Dopo le scene cruente di Giosuè e Giudici, il libro di Rut si distingue per la serenità delle scene dei lavori dei campi e la delicatezza degli affetti.
Ma il libro di Rut, come è dimostrato dal suo epilogo, ha anche chiaramente lo scopo di introdurre e tramandare la genealogia di Davide, in contesto di speranze messianiche. Al tempo stesso, dimostra come la Provvidenza, anche se invisibilmente, guidi le vicende degli uomini e le volga a buon fine. È la storia, delicatamente romanzata, del matrimonio del betlemita Booz con una donna straniera, Rut: i due saranno i bisavoli del re Davide.

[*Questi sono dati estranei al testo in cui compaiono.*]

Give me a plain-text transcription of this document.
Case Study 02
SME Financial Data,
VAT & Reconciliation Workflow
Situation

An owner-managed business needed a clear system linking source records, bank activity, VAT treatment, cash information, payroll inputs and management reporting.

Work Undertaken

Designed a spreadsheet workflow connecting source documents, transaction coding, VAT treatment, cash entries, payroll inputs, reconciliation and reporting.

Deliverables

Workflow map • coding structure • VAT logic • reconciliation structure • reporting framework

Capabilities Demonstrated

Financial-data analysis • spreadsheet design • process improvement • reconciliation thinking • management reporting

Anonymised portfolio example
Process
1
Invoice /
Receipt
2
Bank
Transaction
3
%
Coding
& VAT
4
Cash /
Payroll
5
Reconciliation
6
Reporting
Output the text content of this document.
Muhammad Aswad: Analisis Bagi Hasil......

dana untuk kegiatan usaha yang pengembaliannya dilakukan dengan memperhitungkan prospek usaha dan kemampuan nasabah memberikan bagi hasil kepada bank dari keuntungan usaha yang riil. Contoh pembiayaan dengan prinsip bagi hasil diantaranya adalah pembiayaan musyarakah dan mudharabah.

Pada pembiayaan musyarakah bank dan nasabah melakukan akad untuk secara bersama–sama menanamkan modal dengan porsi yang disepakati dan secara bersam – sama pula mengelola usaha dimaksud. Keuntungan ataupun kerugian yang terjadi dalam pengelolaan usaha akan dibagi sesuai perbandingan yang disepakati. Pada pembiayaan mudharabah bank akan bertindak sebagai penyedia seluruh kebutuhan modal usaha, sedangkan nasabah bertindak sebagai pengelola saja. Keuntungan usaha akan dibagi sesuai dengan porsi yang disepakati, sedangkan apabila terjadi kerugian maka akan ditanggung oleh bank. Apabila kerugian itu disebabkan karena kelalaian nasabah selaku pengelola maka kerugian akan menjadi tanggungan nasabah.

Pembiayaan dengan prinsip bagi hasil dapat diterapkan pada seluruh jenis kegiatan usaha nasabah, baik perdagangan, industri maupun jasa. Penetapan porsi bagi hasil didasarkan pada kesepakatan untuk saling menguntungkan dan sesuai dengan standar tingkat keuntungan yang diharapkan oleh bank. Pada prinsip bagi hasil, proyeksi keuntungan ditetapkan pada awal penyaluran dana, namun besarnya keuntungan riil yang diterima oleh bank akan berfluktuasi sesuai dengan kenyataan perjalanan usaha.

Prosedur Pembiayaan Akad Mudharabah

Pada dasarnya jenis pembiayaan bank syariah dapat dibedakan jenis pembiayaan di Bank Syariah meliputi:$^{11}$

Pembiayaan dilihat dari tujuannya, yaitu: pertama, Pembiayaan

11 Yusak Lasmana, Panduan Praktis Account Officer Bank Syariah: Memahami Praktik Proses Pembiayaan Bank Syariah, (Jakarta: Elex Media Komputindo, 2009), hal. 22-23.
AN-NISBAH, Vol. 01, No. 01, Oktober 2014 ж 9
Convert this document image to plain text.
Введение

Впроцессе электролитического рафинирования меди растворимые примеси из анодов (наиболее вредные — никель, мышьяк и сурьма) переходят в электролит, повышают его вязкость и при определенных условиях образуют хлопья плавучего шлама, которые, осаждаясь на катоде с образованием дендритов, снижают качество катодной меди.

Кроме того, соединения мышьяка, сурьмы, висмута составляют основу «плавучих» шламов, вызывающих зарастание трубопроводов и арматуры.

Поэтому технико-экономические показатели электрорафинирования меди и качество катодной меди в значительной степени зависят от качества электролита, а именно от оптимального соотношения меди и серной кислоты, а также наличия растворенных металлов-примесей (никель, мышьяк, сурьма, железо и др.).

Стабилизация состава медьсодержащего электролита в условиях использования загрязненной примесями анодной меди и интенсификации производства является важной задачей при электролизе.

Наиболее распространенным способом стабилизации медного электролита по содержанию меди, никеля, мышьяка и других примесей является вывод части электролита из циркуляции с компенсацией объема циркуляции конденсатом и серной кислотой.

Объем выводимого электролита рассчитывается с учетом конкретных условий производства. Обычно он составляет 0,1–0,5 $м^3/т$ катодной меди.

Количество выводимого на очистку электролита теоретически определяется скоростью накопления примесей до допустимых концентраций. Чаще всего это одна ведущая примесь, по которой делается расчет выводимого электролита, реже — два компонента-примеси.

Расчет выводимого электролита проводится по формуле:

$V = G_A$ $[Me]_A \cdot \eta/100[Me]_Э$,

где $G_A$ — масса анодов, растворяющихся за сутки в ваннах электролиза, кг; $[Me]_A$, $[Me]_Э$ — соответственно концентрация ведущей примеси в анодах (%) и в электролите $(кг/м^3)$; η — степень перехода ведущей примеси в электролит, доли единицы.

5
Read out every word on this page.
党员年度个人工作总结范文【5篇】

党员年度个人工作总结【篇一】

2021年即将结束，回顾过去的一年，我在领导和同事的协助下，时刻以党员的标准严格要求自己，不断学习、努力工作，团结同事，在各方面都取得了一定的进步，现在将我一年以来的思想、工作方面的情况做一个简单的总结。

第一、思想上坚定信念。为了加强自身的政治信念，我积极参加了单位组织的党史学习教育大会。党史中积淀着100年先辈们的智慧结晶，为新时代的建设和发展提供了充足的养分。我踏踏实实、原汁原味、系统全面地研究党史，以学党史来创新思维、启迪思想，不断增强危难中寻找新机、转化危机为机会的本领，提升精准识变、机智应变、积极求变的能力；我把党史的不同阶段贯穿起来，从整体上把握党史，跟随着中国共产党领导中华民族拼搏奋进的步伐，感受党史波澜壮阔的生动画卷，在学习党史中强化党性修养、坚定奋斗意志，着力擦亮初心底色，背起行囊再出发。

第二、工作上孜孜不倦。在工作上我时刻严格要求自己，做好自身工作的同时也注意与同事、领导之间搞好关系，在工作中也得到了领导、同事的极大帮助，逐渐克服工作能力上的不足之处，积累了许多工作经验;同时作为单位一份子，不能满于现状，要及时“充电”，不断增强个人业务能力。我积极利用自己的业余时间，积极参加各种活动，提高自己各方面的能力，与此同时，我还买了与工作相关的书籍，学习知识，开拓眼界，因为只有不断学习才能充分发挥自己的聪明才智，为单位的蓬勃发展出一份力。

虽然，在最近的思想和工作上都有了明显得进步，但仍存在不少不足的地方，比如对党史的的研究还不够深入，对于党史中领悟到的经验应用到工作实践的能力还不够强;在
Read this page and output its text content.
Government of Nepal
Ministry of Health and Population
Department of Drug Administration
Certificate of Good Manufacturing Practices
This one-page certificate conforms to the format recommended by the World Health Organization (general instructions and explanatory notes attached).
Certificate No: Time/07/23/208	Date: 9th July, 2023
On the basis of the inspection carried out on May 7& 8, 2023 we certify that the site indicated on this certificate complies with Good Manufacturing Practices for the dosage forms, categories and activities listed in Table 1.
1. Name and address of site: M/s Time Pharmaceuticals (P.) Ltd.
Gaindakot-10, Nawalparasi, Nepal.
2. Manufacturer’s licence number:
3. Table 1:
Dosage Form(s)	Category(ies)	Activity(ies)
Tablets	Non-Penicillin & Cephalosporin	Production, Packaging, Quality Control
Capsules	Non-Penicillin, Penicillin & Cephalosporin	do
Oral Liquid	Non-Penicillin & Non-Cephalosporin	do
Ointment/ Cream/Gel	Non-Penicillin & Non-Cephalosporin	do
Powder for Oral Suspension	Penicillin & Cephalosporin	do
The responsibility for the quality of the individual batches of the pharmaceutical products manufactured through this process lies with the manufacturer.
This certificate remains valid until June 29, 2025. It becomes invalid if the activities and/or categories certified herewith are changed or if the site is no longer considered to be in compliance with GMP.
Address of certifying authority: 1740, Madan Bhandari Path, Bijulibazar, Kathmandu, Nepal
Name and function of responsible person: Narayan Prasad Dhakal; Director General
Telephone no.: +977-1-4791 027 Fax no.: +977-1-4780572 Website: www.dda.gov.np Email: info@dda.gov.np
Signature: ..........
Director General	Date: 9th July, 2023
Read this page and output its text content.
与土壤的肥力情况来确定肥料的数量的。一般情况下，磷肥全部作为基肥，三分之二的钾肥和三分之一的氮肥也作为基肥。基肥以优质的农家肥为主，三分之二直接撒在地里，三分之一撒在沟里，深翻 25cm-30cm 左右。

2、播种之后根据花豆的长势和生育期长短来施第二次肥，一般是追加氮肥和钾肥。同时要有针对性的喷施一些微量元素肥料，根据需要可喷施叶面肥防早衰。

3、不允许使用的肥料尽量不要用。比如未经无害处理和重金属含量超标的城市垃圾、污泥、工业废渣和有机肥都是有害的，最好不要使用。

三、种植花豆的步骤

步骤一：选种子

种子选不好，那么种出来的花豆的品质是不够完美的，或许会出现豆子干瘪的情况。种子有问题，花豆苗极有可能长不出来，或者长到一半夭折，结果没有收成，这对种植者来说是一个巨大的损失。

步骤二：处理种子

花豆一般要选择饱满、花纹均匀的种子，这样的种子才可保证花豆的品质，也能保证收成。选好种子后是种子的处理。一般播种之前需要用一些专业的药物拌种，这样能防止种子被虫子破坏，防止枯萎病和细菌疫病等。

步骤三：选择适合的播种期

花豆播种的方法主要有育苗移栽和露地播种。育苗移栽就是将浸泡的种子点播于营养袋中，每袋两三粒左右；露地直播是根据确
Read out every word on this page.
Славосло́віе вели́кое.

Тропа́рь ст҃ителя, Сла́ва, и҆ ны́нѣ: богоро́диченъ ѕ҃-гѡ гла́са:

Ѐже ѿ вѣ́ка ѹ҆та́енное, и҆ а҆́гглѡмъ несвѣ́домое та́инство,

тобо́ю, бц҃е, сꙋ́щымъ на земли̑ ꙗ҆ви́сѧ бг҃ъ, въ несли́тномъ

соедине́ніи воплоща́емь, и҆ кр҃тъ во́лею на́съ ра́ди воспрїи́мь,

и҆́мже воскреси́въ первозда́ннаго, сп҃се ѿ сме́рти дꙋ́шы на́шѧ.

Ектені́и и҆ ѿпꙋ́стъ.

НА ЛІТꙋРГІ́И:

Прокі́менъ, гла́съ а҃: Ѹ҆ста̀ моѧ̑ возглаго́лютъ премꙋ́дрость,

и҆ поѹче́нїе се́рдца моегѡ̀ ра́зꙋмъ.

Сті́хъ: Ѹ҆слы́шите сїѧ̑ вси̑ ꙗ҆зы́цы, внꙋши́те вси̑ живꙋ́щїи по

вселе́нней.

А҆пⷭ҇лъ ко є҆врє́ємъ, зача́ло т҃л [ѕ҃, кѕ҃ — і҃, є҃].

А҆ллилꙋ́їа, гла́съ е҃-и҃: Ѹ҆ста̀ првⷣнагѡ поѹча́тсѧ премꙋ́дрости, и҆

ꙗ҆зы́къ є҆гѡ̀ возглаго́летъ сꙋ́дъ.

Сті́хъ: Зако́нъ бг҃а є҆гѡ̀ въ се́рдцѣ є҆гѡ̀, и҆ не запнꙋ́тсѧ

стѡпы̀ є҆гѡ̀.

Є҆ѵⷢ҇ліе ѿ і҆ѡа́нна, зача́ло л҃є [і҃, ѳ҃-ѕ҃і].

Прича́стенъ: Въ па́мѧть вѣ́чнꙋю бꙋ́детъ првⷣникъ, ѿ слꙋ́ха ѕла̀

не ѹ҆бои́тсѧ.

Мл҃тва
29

Può darsi che il redattore post-esilico sia partito, scrivendo questo racconto, da un nucleo storico di racconti sull’origine moabitica di Davide, assai imbarazzante a quel tempo, che certamente non poteva essere inventata, ma che si cercava di superare dal punto di vista religioso. Nell’epoca post-esilica il matrimonio misto era rigorosamente proibito (Esdra 9; Neemia 13), e questo libretto ha forse il proposito di attenuare tale rigore proponendo un grande esempio del passato in questa donna straniera ricca di virtù.
Una storia di riscatto
E Rut è una storia di riscatto (ghe’ullah):
- dalla fame
- dalla vedovanza infeconda
- dall’estinzione del nome della famiglia
- dall’estraneità
- dall’idolatria
- e, in prospettiva, da ogni male, in virtù della stirpe davidica.
S. Gerolamo commenta a proposito della genealogia matteana di Gesù:
“Nella discendenza del Salvatore non appare nessuna santa donna, ma quelle che la Scrittura rimprovera, affinché colui che era venuto per i peccatori, nascendo da peccatrici, distruggesse ogni peccato. Ecco perché… sono menzionate Rut la moabita e Betsabea moglie di Uria” (In Matth. 1,3).
Tamar, Rahab e Betsabea (Mt. 1,1-6) hanno in comune con Rut il fatto di essere straniere e di manifestare l’universalità della salvezza oltre ogni barriera, oltre ogni peccato.